The text from her husband, out somewhere on the Logan Airport tarmac, seemed moderately upbeat:
“We landed, let’s see how it goes,” Maryam Ghodrati said, reading aloud a text from her Iranian husband, Alireza, as she waited for him at Logan Airport’s Terminal E around 2 p.m.
It didn’t go so well: her husband was detained by authorities nearly four hours.
Ghodrati, a PhD candidate at the University of Massachusetts Amherst, said she is a naturalized citizen; her husband, a PhD working in the area, has his green card. Their 10-year-old son was born here, and the family lives in Hopkinton.
She said her husband had returned to their home country of Iran on Thursday because his father had died. A day later President Donald Trump issued his controversial executive order blocking Syrian refugees and immigrants from seven predominantly Muslim countries, including Iran.
“For two whole days, I was just sitting by CNN, listening to the news, calling the airports,” said Ghodrati.
Worried about making it back into the US, Ghodrati said her husband cut short his trip and missed his father’s memorial. He flew from Iran to Qatar for a connecting flight to Boston.

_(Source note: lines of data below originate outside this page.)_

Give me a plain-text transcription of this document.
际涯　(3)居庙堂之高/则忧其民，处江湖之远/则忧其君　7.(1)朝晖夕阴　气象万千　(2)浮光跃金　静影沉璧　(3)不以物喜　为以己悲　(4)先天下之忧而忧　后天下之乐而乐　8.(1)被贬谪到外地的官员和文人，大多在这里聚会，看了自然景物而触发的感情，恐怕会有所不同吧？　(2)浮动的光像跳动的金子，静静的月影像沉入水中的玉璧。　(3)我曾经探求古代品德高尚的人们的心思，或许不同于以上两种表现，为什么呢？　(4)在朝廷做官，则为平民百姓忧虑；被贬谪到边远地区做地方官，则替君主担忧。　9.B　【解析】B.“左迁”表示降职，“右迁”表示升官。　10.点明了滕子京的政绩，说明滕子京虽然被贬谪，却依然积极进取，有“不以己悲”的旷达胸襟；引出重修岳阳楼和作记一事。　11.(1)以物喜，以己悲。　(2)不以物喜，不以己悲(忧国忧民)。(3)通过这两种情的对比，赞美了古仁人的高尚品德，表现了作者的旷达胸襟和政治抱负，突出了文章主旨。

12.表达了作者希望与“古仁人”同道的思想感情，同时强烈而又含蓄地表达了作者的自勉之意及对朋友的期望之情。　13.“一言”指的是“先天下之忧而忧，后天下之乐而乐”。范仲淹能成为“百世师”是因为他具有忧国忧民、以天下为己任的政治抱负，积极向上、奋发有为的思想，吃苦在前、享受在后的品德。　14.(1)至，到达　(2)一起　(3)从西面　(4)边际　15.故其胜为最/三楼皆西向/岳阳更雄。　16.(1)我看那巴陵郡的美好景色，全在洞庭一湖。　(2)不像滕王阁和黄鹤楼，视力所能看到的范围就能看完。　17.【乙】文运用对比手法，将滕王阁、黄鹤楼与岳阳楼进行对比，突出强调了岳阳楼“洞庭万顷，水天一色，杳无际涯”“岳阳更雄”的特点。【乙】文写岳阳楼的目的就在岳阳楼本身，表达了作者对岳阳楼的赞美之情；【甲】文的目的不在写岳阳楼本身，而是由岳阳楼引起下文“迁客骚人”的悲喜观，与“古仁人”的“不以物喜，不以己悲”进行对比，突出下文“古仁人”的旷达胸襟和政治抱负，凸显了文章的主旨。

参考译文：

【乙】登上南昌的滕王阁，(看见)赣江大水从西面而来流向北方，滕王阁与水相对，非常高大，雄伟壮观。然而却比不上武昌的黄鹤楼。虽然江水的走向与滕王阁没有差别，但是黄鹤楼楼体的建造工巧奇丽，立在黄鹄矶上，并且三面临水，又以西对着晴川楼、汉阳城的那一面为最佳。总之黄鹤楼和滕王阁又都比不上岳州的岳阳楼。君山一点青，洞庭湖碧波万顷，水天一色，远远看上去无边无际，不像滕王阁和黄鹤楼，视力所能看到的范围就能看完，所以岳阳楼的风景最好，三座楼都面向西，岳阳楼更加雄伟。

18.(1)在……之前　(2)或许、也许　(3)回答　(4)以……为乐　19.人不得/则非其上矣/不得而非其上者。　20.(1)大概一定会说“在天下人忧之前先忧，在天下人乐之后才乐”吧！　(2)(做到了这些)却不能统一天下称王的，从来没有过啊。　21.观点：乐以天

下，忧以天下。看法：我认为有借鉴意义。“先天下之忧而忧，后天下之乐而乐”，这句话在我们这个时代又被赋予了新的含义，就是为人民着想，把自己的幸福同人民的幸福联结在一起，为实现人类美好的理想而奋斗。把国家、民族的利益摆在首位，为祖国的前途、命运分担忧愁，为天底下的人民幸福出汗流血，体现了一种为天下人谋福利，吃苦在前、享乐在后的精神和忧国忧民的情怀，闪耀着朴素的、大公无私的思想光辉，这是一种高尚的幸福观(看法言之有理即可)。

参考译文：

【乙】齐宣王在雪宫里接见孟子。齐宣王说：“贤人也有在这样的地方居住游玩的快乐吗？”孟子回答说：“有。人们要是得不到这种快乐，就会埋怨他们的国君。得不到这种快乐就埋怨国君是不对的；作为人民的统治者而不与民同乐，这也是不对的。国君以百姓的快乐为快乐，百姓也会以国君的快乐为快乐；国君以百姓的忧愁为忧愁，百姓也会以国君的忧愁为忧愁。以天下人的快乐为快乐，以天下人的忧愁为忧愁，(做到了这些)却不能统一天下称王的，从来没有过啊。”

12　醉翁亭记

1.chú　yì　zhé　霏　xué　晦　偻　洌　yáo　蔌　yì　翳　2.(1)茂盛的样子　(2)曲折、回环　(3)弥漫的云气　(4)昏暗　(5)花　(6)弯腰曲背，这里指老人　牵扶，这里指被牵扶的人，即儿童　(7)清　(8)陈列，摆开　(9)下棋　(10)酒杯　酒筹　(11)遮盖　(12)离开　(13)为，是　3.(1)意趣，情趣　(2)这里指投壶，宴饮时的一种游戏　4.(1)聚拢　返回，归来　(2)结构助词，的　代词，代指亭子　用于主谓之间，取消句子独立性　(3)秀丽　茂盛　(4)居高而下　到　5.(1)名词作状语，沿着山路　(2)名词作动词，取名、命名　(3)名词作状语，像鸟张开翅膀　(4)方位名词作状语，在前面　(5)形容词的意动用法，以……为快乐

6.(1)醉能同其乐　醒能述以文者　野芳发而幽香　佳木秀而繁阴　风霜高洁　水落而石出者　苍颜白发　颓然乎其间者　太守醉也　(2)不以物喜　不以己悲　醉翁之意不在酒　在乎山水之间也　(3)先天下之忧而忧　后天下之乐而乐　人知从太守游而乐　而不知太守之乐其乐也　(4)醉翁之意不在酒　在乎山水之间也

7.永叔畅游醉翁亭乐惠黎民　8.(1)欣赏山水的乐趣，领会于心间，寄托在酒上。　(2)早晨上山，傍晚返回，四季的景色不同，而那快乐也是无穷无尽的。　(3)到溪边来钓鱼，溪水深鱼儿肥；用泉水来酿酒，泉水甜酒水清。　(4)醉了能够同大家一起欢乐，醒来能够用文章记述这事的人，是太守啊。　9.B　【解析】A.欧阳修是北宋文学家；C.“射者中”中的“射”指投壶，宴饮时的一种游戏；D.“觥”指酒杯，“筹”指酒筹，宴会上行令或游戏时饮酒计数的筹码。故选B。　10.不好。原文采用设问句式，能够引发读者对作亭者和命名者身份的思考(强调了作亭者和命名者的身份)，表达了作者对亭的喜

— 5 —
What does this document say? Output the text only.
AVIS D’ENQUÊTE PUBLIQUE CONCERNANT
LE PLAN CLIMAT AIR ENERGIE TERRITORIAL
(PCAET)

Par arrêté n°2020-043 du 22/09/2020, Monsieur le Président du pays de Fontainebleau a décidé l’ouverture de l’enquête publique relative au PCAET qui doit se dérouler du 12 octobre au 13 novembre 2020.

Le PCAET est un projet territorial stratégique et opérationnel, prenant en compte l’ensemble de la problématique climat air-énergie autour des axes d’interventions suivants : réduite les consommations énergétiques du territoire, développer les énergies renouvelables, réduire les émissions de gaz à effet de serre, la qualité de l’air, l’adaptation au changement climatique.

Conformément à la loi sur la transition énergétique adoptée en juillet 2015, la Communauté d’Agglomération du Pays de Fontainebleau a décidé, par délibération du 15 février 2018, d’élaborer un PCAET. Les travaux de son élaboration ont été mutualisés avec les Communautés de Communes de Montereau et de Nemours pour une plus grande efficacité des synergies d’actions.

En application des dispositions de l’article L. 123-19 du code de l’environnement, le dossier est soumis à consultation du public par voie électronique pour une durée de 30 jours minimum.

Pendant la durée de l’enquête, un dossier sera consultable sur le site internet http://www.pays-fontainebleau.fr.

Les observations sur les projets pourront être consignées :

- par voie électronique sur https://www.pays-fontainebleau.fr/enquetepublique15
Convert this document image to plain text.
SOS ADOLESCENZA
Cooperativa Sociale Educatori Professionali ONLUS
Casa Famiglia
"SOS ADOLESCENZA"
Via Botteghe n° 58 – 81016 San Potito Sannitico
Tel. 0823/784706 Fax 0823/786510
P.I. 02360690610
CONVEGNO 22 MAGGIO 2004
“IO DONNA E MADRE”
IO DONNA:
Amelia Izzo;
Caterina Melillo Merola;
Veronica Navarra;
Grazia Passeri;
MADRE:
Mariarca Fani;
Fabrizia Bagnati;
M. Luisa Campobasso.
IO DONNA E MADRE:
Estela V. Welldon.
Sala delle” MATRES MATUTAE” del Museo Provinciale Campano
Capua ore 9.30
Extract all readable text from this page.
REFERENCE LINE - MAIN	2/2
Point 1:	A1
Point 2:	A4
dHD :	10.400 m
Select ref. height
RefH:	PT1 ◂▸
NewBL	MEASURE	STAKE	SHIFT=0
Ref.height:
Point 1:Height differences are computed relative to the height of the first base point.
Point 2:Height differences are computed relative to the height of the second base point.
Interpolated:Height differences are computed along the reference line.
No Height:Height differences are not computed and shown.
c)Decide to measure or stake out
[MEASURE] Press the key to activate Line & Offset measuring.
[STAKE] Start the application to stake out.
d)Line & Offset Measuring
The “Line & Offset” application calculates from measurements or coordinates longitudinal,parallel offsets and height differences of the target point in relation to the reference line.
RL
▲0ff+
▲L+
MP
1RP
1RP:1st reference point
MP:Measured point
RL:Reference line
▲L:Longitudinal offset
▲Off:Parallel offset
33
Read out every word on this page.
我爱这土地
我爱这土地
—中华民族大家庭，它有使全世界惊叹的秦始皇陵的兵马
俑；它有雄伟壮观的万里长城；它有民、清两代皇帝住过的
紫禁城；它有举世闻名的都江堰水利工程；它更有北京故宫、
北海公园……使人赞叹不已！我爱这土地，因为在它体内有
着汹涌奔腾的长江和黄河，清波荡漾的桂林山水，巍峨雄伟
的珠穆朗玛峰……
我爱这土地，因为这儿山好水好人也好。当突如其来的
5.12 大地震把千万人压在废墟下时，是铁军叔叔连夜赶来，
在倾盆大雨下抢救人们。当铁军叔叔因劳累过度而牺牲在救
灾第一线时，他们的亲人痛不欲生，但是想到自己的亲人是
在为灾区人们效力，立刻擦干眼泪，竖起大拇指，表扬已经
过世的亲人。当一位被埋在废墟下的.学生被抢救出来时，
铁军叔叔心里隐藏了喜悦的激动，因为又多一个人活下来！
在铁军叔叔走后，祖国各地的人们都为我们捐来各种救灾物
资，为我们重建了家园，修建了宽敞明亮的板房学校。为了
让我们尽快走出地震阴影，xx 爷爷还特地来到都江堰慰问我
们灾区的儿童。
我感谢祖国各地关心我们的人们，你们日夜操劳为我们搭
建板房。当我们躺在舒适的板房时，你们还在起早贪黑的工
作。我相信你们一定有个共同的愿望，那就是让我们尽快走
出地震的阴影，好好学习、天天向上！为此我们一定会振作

After 17 years in the US, Ghodrati said it’s hard to see Trump as president. “I say, ‘Maybe it was a nightmare,’ as though I’m going to wake up from it.”
As of 5:30 p.m., Ghodrati was still waiting anxiously with her son, niece, and niece’s husband, standing behind a railing as they stared at a pair of double doors.
Her husband was released at about 6 p.m. The couple embraced quickly and left without speaking to reporters.
Earlier Sunday, an Iranian woman was detained for several hours at Logan after her flight arrived from Dubai, according to her lawyer.
The woman, who has been legally living in the US, arrived on an Emirates flight from Dubai that landed at about 7:28 a.m., and was held for nearly three hours, according to her attorney, Howard Silverman. At about 10:15 a.m., the woman was allowed to leave the airport with her husband, who is also from Iran.
Silverman declined to release his client’s name, but said the early morning federal court ruling should have prevented officials from detaining his client. Still, he said, “We’re very happy she’s been released and she’s back with her family.”Mark Arsenault of the Globe staff contributed to this report.